“Ladette”: A word and culture that should be consigned to history
Last week, in a BBC Radio 4 broadcast, the former Radio 1 DJ Sara Cox complained about the word “ladette.” Barely able even to utter this irksome description, “Coxy” described how, during her tenure as the presenter of The Radio 1 Breakfast Show, this became the culture of the day.
The term “ladette” first came into being in the 1990s but didn’t enter the dictionary until 2001. In it’s simplest form, it is said to refer to: “A young woman whose social behaviour is similar to that of male adolescents,” but in reality it sums up a much nastier type of creature.
Led by the likes of Billie Piper, Charlotte Church and Cat Deeley, these noisy women swilled beer, swore and vomited wildly whilst watching football. They assaulted one another and anyone else who got in their paths in nightclubs and bars and generally caused havoc wherever they went.
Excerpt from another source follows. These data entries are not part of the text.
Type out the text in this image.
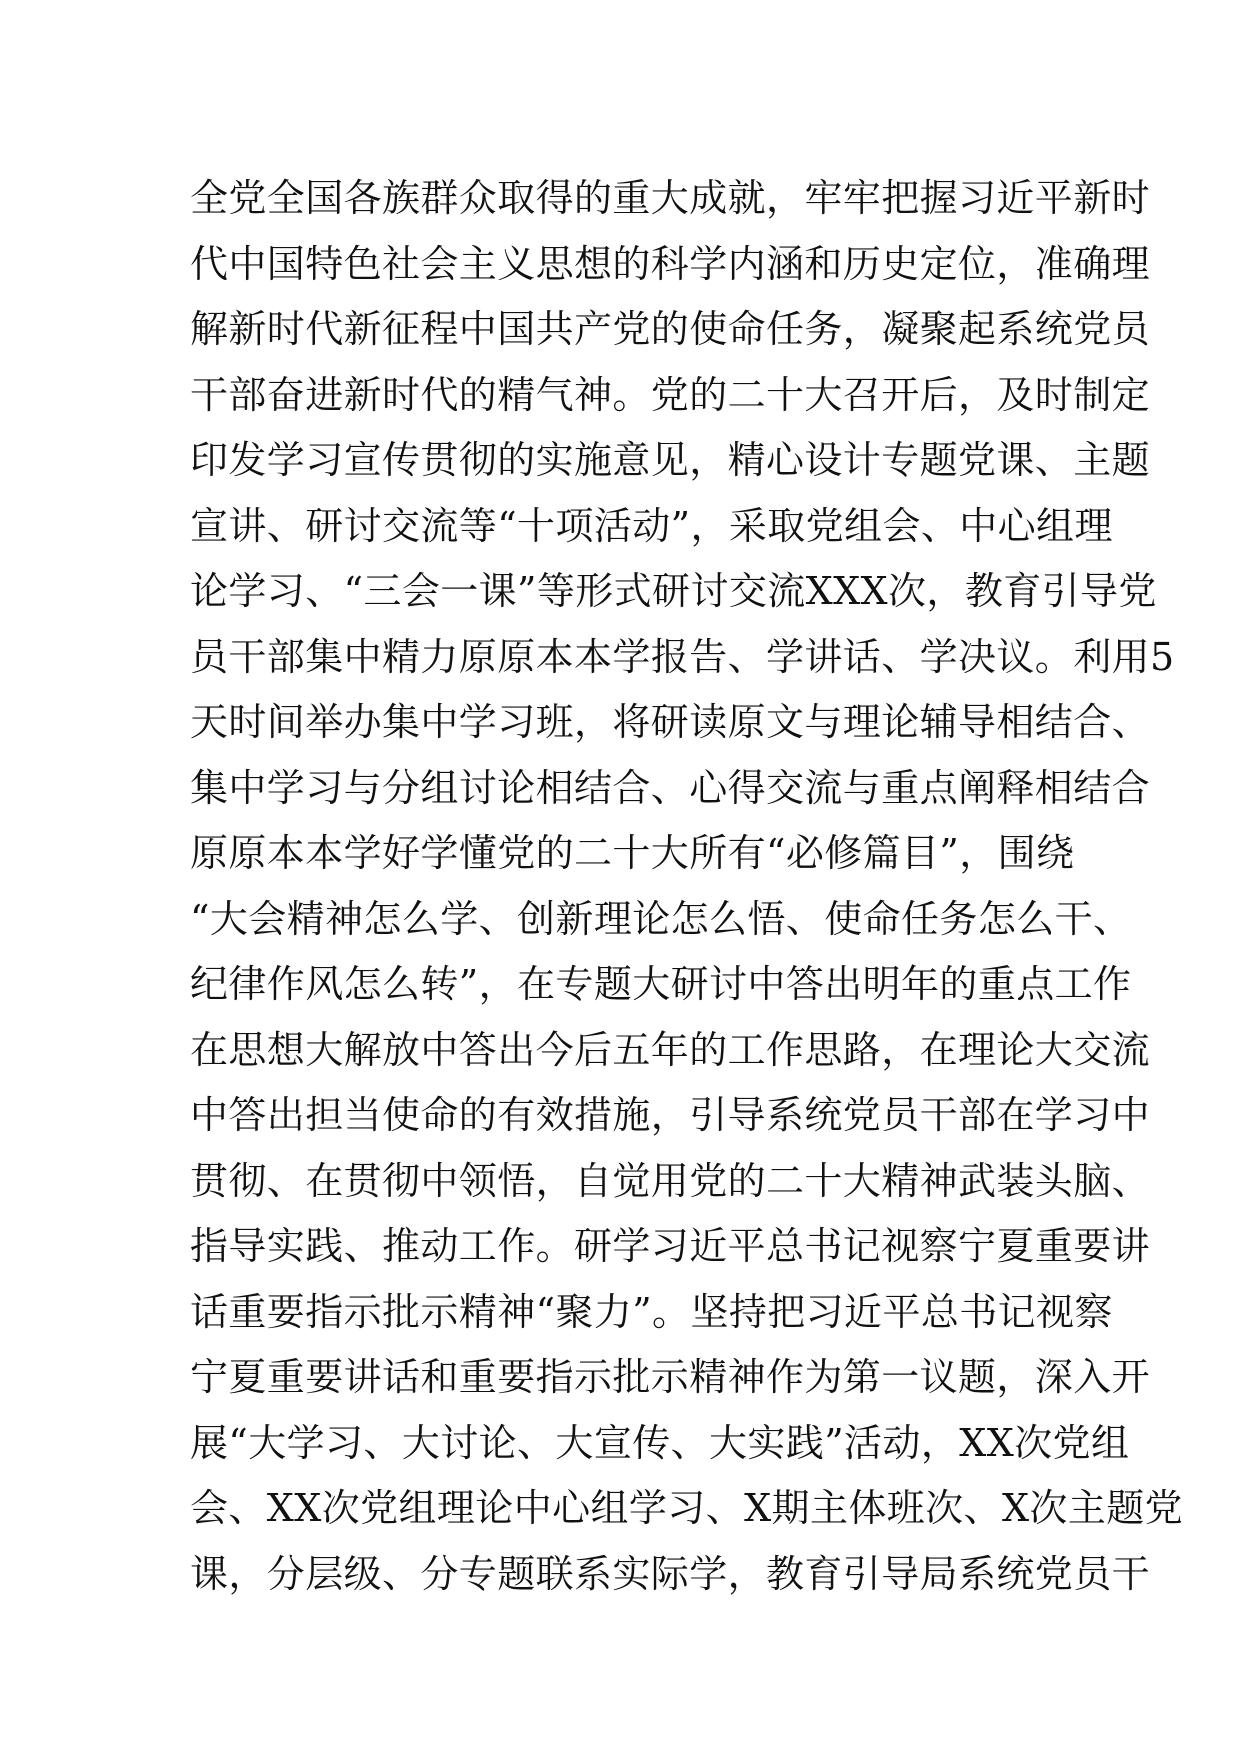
全党全国各族群众取得的重大成就，牢牢把握习近平新时
代中国特色社会主义思想的科学内涵和历史定位，准确理
解新时代新征程中国共产党的使命任务，凝聚起系统党员
干部奋进新时代的精气神。党的二十大召开后，及时制定
印发学习宣传贯彻的实施意见，精心设计专题党课、主题
宣讲、研讨交流等“十项活动”，采取党组会、中心组理
论学习、“三会一课”等形式研讨交流XXX次，教育引导党
员干部集中精力原原本本学报告、学讲话、学决议。利用5
天时间举办集中学习班，将研读原文与理论辅导相结合、
集中学习与分组讨论相结合、心得交流与重点阐释相结合
原原本本学好学懂党的二十大所有“必修篇目”，围绕
“大会精神怎么学、创新理论怎么悟、使命任务怎么干、
纪律作风怎么转”，在专题大研讨中答出明年的重点工作
在思想大解放中答出今后五年的工作思路，在理论大交流
中答出担当使命的有效措施，引导系统党员干部在学习中
贯彻、在贯彻中领悟，自觉用党的二十大精神武装头脑、
指导实践、推动工作。研学习近平总书记视察宁夏重要讲
话重要指示批示精神“聚力”。坚持把习近平总书记视察
宁夏重要讲话和重要指示批示精神作为第一议题，深入开
展“大学习、大讨论、大宣传、大实践”活动，XX次党组
会、XX次党组理论中心组学习、X期主体班次、X次主题党
课，分层级、分专题联系实际学，教育引导局系统党员干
All in all they, like the “chavs” many now talk of, were a menace to society.
Actress Joan Collins, like Cox, rightly had little time for the ladettes of Great Britain:
“I don’t understand the fascination of getting as drunk as possible and having as many partners as possible… Is this what the suffragettes worked for? What real, decent man is going to want to marry a girl like that?”
A television show named Ladette to a Lady attempted to stem the activities of this group of horrors but it seems to have achieved little. The ladette is most definitely not dead. When I visited a large Tesco store in Devon a couple of days ago, I was unfortunate enough to see plenty of women of this type stocking up on WKD and Hooch. It was not a pleasant sight especially as many were pushing prams full of mini-me’s.
The talk of the moment might be of Andrew Mitchell MP calling a policeman a “pleb” but frankly, this nation really ought to get Roman and end the era of the common ladette.